Мы с Петровичем женаты больше сорока лет. Как так долго продержались? Не знаю… Просто оба Собаки по гороскопу, только я — дворняжка, а он — спокойный сенбернар.
Вот вам пример. Приезжаю с гастролей и с порога кидаюсь к мойке. Стою, тру грязную чашку и «тявкаю» что-то недовольное под нос: «Вот! Посуду за собой не помыл, я устала как собака, вечером снова на концерт ехать…»
Вдруг оглядываюсь, а Петровича и след простыл! «Ленок, ты уже все? — кричит он из комнаты. — Закончила?» В наших с Петровичем семьях испокон века было принято: если поженились, то на всю жизнь! Вовка-младший — единственное исключение… У меня уже третья невестка.
Как-то сидим с Петровичем за чаем. «Слушай, — вдруг хмыкает он. — Знаешь, у нас в СССР было ведь пятнадцать союзных республик? Так что…» Намекает на то, что Кристина Орбакайте из Литвы, Лена Ленская — с Украины, а Наташа Подольская — из Белоруссии. Я его тут же перебиваю: «Стоп! На Белоруссии, пожалуй, и остановимся!»
— Вы с Петровичем не только много лет вместе, но и из одного города. Удивительное совпадение!
— Заканчивая в Свердловске одиннадцатый класс, я пела в ансамбле Политехнического института. И хотя в нашей семье все любили петь, папа мечтал, чтобы после школы я поступила в какой-нибудь серьезный институт. Мама отмахивалась: «Нечего! У нас все на заводе работают — и Ленка туда пойдет!»
...Однажды во время репетиции меня позвали к телефону. «Я музыкальный руководитель ансамбля филармонии Владимир Пресняков, — говорит голос в трубке. — Хотим тебя пригласить на прослушивание». А на меня слово «филармония» всегда наводило ужас! Там концерты симфонической музыки, арии, оратории, а тут — здрасте! — я со своими эстрадными песенками. Ну что мне там делать? Мама, как услышала об этом предложении, в крик: «Какая филармония! На завод иди! А то будешь, как все эти артисты, цыганкой!»

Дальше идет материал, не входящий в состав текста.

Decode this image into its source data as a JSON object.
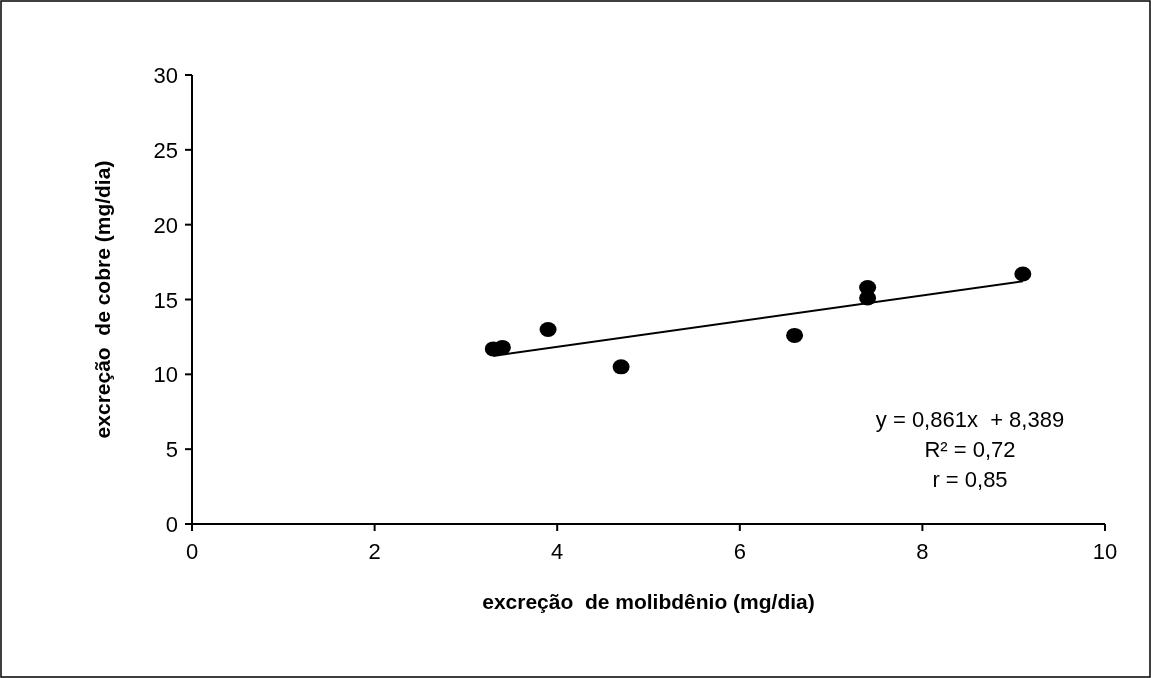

Но что-то в голосе товарища Преснякова меня подкупило, и я стала собираться на прослушивание.
А идти-то не в чем! Слава богу, подружка Людка одолжила платье. На два размера, правда, больше. Подол подшили прямо на мне, еще и кушаком подвязали. Для довершения «образа» я нацепила две крахмальные нижние юбки и надела туфли на шпильках. В четыре руки начесали высокую «бабетту». Ею можно было пробить стенку, честное слово! Лака для волос у нас тогда не было, я развела сахар и обильно покрыла этим сиропом прическу. Люда хихикала: «Ленка, а если пчелки запутаются в твоих волосах? Придешь как улей!» Соседка, с которой мы столкнулись в подъезде, долго потом вспоминала: «Лена, у тебя такая башня на голове была. Сквозь нее весь Свердловск был виден!» В ансамбле только мы с Вовой были одногодки, остальным артистам — под сорок.
Сплошное старичье! Помню, вышла тетечка в строгой наглухо застегнутой блузе и длинной юбке, сложила руки под грудью да как заголосит: «На лужайке, на завалинке промочили зайки валенки…» Она, оказывается, до этого в оперетте пела. Ну куда мне, думаю, со своим рокерским хриплым ором «ей-ей-ей, хали-гали!» в этот коллектив? Так что я сразу заявила: «Не буду с вами работать!»
И стала от «филармонических» товарищей бегать. А они, настырные, телефон обрывают, домой приходят. Маму так обработали, что она вдруг по-другому заговорила: «Ты, не понимаешь? Это же работа!»
Помню, загораем с подружкой на пляже. Людка шепчет: «Лен, по-моему, те самые, из филармонии, идут.